Anyone who has had a poor night’s sleep can tell you how it impacts their productivity the next day. Feeling sluggish, dull, and not at one’s best are all hallmarks of a lack of sleep. Now add on the increased stress levels of a global pandemic and you may find yourself feeling extra groggy in the morning. But what are the impacts of sleep deprivation outside of how we feel the next day? Not getting enough shuteye is being tied to serious consequences for both general health and weight loss.
People who don’t get enough sleep can suffer from:
- Increased hunger and appetite
- Impaired impulse control
- Lowered immune system
- Increased blood pressure
- Increased inflammation
- Increased risk of cardiovascular disease
- Poor hormone production
If you have trouble sleeping, here are a few tips to help you get a good night’s rest:
- This may feel difficult if you are isolating at home but try to go to bed and wake up at the same time each day, even on the weekends.

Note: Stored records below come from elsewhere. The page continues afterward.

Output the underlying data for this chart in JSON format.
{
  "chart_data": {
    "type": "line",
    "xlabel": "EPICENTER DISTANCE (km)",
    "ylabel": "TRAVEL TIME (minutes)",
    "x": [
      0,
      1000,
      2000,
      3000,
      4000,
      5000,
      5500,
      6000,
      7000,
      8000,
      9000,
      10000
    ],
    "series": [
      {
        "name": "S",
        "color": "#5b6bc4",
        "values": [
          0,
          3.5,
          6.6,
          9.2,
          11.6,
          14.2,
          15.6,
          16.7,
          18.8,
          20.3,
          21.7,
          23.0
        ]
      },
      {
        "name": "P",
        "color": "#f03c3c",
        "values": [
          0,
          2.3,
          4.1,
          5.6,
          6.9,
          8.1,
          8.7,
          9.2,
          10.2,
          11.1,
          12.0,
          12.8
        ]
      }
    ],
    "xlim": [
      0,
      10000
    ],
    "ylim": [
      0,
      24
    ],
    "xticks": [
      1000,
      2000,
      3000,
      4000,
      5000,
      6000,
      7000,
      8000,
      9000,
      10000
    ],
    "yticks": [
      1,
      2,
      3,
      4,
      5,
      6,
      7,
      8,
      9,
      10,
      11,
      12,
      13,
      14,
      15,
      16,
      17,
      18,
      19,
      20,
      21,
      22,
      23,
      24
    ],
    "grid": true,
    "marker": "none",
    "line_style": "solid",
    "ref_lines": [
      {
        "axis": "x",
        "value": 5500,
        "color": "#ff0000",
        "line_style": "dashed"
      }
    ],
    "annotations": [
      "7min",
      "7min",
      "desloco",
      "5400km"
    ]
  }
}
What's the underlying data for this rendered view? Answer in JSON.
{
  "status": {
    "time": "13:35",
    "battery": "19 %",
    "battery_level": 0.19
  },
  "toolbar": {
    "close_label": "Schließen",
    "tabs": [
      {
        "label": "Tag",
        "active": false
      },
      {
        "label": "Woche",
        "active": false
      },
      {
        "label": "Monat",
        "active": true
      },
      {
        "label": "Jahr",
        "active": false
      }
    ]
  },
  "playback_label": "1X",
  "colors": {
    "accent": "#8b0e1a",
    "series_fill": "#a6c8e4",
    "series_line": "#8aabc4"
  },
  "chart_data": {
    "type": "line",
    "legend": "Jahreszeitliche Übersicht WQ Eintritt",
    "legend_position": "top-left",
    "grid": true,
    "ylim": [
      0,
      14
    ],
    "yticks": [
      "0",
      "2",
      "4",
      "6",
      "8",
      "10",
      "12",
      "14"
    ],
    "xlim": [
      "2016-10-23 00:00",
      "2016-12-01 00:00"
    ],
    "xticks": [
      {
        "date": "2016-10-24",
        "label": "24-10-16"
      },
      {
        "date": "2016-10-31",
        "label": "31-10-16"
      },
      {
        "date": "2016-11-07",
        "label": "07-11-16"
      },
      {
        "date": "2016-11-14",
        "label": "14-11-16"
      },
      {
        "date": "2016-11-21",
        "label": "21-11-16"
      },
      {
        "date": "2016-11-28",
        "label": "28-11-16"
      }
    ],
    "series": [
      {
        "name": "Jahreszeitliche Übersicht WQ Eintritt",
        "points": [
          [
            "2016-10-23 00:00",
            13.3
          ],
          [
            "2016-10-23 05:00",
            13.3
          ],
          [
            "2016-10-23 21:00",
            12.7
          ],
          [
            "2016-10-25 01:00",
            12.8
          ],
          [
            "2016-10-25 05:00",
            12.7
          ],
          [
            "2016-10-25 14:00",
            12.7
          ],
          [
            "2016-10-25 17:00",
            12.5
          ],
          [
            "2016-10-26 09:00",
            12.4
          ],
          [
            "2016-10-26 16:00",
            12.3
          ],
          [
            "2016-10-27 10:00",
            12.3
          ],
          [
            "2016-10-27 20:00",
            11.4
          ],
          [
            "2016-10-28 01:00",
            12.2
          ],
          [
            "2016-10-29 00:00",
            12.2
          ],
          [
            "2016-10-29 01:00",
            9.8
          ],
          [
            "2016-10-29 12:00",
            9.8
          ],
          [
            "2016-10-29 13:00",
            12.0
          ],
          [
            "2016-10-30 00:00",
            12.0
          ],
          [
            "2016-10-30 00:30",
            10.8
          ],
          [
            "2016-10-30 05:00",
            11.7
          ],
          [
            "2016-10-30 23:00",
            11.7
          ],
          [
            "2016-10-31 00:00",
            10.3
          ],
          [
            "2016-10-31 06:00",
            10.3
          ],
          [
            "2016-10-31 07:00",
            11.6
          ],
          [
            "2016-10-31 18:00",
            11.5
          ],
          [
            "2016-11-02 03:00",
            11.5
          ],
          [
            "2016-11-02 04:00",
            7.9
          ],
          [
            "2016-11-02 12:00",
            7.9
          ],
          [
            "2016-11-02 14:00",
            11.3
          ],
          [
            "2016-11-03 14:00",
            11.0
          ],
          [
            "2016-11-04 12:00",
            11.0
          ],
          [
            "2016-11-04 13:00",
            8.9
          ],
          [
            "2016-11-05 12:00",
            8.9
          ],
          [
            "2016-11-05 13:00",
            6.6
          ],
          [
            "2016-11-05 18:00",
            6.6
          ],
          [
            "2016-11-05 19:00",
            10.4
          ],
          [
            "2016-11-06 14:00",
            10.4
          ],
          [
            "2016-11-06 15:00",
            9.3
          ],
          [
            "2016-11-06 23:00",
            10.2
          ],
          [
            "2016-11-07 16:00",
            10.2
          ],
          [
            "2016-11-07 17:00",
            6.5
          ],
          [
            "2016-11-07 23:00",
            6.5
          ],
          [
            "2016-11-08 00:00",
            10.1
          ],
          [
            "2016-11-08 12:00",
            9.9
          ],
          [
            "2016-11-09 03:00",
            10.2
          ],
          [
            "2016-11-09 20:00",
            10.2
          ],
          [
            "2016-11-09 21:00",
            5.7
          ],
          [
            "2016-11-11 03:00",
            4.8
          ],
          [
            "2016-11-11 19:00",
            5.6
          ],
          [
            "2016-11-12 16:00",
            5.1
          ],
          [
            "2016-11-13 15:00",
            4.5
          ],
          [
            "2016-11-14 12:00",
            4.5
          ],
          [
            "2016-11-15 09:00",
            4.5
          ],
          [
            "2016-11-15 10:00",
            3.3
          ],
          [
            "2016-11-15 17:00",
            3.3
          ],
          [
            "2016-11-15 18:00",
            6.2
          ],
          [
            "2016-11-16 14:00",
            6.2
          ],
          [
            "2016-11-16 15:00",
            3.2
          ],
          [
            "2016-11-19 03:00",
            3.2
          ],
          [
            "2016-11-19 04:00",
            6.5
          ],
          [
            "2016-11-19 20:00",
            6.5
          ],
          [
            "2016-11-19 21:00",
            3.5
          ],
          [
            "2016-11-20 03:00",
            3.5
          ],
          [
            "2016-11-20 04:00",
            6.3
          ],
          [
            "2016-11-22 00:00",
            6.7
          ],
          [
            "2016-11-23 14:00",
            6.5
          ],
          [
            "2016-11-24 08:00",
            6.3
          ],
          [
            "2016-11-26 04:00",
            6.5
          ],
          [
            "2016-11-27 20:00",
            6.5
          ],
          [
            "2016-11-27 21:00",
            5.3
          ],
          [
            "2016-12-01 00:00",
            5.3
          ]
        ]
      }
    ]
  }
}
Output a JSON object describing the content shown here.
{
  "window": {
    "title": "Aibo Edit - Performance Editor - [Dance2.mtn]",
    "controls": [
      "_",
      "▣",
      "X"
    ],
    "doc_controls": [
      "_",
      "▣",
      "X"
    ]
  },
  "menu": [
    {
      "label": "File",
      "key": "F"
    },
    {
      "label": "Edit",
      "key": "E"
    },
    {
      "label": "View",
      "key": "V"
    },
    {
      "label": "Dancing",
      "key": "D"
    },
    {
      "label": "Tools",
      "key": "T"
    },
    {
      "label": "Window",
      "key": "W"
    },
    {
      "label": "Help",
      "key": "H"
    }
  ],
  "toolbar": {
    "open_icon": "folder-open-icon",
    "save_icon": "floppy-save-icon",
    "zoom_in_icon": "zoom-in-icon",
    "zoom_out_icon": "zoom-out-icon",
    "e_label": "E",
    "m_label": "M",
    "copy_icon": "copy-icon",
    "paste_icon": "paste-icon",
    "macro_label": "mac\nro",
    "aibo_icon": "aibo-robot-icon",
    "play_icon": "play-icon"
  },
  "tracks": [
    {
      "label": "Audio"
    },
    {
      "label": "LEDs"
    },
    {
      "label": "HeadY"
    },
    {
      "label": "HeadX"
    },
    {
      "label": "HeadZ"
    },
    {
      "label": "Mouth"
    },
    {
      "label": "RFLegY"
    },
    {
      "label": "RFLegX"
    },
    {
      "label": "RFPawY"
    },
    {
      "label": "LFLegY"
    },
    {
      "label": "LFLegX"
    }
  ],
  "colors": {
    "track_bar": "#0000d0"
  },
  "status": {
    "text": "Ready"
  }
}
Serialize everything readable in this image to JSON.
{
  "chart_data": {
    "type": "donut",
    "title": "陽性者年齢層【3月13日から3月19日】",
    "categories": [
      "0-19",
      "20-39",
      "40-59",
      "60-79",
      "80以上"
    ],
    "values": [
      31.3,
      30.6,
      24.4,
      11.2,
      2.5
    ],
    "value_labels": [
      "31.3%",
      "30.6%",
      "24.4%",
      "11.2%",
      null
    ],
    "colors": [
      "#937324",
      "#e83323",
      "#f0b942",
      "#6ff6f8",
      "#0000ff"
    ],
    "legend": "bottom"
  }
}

- When you exercise, make sure there are at least two to three hours before your bedtime.
- Avoid caffeine and nicotine. Both are stimulants and can make it hard to fall asleep or stay asleep.
- Avoid large meals and beverages near bedtime.
- Don’t nap after 3 p.m.
- Allow time for relaxing before bed. Take a hot bath, read, or listen to music.
- Practice good “sleep hygiene”: keep your bedroom dark, quiet, and cool.
- For a couple of hours before bed, avoid using devices, such as phones, computers, and tablets, that emit blue light (or use blue light blocker glasses). Blue light has been shown to disrupt sleep by suppressing the sleep-inducing hormone melatonin.
- Supplements like melatonin and magnesium can also help with healthy sleep hygiene.
Try getting enough Z’s this week, and see how it affects your productivity, your appetite, and your general health.